There are four types of escape velocity. The smallest of them is the first. This is the lowest speed it must have for it to enter a circular orbit. Its value can be determined by the following formula:
V1=õ/r, where
µ - geocentric gravitational constant (µ = 398603 * 10(9) m3/s2);
r is the distance from the launch point to the center of the Earth.
Due to the fact that the shape of our planet is not a perfect sphere (at the poles it seems to be slightly flattened), the distance from the center to the surface is greatest at the equator - 6378.1. 10(3) m, and the least at the poles - 6356.8. 10(3) m. If you take average value- 6371. 10(3) m, then we get V1 equal to 7.91 km/s.

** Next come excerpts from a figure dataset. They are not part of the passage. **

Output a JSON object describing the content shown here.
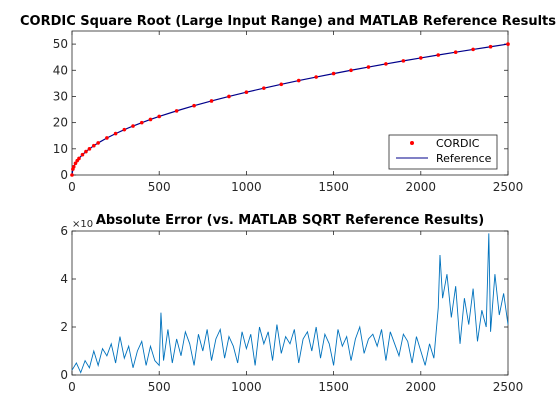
{
  "chart_data": [
    {
      "type": "line",
      "title": "CORDIC Square Root (Large Input Range) and MATLAB Reference Results",
      "xlabel": "",
      "ylabel": "",
      "xlim": [
        0,
        2500
      ],
      "ylim": [
        0,
        55
      ],
      "xticks": [
        0,
        500,
        1000,
        1500,
        2000,
        2500
      ],
      "xtick_labels": [
        "0",
        "500",
        "1000",
        "1500",
        "2000",
        "2500"
      ],
      "yticks": [
        0,
        10,
        20,
        30,
        40,
        50
      ],
      "ytick_labels": [
        "0",
        "10",
        "20",
        "30",
        "40",
        "50"
      ],
      "grid": false,
      "legend_position": "bottom-right",
      "series": [
        {
          "name": "CORDIC",
          "style": "markers",
          "color": "#ff0000",
          "x": [
            0,
            5,
            10,
            20,
            30,
            40,
            60,
            80,
            100,
            125,
            150,
            200,
            250,
            300,
            350,
            400,
            450,
            500,
            600,
            700,
            800,
            900,
            1000,
            1100,
            1200,
            1300,
            1400,
            1500,
            1600,
            1700,
            1800,
            1900,
            2000,
            2100,
            2200,
            2300,
            2400,
            2500
          ],
          "y": [
            0,
            2.24,
            3.16,
            4.47,
            5.48,
            6.32,
            7.75,
            8.94,
            10.0,
            11.18,
            12.25,
            14.14,
            15.81,
            17.32,
            18.71,
            20.0,
            21.21,
            22.36,
            24.49,
            26.46,
            28.28,
            30.0,
            31.62,
            33.17,
            34.64,
            36.06,
            37.42,
            38.73,
            40.0,
            41.23,
            42.43,
            43.59,
            44.72,
            45.83,
            46.9,
            47.96,
            48.99,
            50.0
          ]
        },
        {
          "name": "Reference",
          "style": "line",
          "color": "#00008b",
          "x": [
            0,
            5,
            10,
            20,
            30,
            40,
            60,
            80,
            100,
            125,
            150,
            200,
            250,
            300,
            350,
            400,
            450,
            500,
            600,
            700,
            800,
            900,
            1000,
            1100,
            1200,
            1300,
            1400,
            1500,
            1600,
            1700,
            1800,
            1900,
            2000,
            2100,
            2200,
            2300,
            2400,
            2500
          ],
          "y": [
            0,
            2.24,
            3.16,
            4.47,
            5.48,
            6.32,
            7.75,
            8.94,
            10.0,
            11.18,
            12.25,
            14.14,
            15.81,
            17.32,
            18.71,
            20.0,
            21.21,
            22.36,
            24.49,
            26.46,
            28.28,
            30.0,
            31.62,
            33.17,
            34.64,
            36.06,
            37.42,
            38.73,
            40.0,
            41.23,
            42.43,
            43.59,
            44.72,
            45.83,
            46.9,
            47.96,
            48.99,
            50.0
          ]
        }
      ]
    },
    {
      "type": "line",
      "title": "Absolute Error (vs. MATLAB SQRT Reference Results)",
      "xlabel": "",
      "ylabel": "",
      "xlim": [
        0,
        2500
      ],
      "ylim": [
        0,
        6
      ],
      "xticks": [
        0,
        500,
        1000,
        1500,
        2000,
        2500
      ],
      "xtick_labels": [
        "0",
        "500",
        "1000",
        "1500",
        "2000",
        "2500"
      ],
      "yticks": [
        0,
        2,
        4,
        6
      ],
      "ytick_labels": [
        "0",
        "2",
        "4",
        "6"
      ],
      "y_exponent_label": "×10",
      "grid": false,
      "series": [
        {
          "style": "line",
          "color": "#0072bd",
          "x": [
            0,
            25,
            50,
            75,
            100,
            125,
            150,
            175,
            200,
            225,
            250,
            275,
            300,
            325,
            350,
            375,
            400,
            425,
            450,
            475,
            500,
            510,
            525,
            550,
            575,
            600,
            625,
            650,
            675,
            700,
            725,
            750,
            775,
            800,
            825,
            850,
            875,
            900,
            925,
            950,
            975,
            1000,
            1025,
            1050,
            1075,
            1100,
            1125,
            1150,
            1175,
            1200,
            1225,
            1250,
            1275,
            1300,
            1325,
            1350,
            1375,
            1400,
            1425,
            1450,
            1475,
            1500,
            1525,
            1550,
            1575,
            1600,
            1625,
            1650,
            1675,
            1700,
            1725,
            1750,
            1775,
            1800,
            1825,
            1850,
            1875,
            1900,
            1925,
            1950,
            1975,
            2000,
            2025,
            2050,
            2075,
            2100,
            2110,
            2125,
            2150,
            2175,
            2200,
            2225,
            2250,
            2275,
            2300,
            2325,
            2350,
            2375,
            2390,
            2400,
            2425,
            2450,
            2475,
            2500
          ],
          "y": [
            0.2,
            0.5,
            0.1,
            0.6,
            0.3,
            1.0,
            0.4,
            1.1,
            0.8,
            1.3,
            0.5,
            1.6,
            0.7,
            1.2,
            0.3,
            1.0,
            1.4,
            0.4,
            1.2,
            0.6,
            0.4,
            2.6,
            0.6,
            1.9,
            0.5,
            1.5,
            0.8,
            1.8,
            1.3,
            0.4,
            1.7,
            1.0,
            1.9,
            0.6,
            1.5,
            1.9,
            0.7,
            1.6,
            1.2,
            0.5,
            1.8,
            1.1,
            1.7,
            0.4,
            2.0,
            1.3,
            1.8,
            0.6,
            2.1,
            0.9,
            1.6,
            1.3,
            1.9,
            0.5,
            1.5,
            1.8,
            1.0,
            2.0,
            0.7,
            1.7,
            1.3,
            0.4,
            1.9,
            1.2,
            1.6,
            0.6,
            1.5,
            2.0,
            0.9,
            1.5,
            1.7,
            1.2,
            1.9,
            0.6,
            1.8,
            1.3,
            0.8,
            1.7,
            1.4,
            0.5,
            1.6,
            1.0,
            0.4,
            1.3,
            0.7,
            2.8,
            5.0,
            3.2,
            4.2,
            2.4,
            3.7,
            1.3,
            3.2,
            2.1,
            3.6,
            1.4,
            2.7,
            2.0,
            5.9,
            1.8,
            4.2,
            2.5,
            3.4,
            2.1
          ]
        }
      ]
    }
  ]
}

The more escape velocity will exceed this value, the more elongated the orbit will acquire, moving away from the Earth by all longer distance. At some point, this orbit will break, take the shape of a parabola, and the spacecraft will set off to plow the expanses of space. In order to leave the planet, the ship must have a second escape velocity. It can be calculated using the formula V2=√2µ/r. For our planet, this value is 11.2 km/s.
Astronomers have long determined what the escape velocity is, both the first and the second, for each planet of our home system. They can be easily calculated using the above formulas if you replace the constant µ with the product fM, in which M is the mass of the celestial body of interest, and f is constant of gravity(f= 6.673 x 10(-11) m3/(kg x s2).
The third cosmic speed will allow anyone to overcome the gravity of the Sun and leave their native solar system. If you calculate it relative to the Sun, you get a value of 42.1 km/s. And in order to enter solar orbit from Earth, you will need to accelerate to 16.6 km/s.
And finally, the fourth escape velocity. With its help, you can overcome the gravity of the galaxy itself. Its magnitude varies depending on the coordinates of the galaxy. For ours, this value is approximately 550 km/s (if calculated relative to the Sun).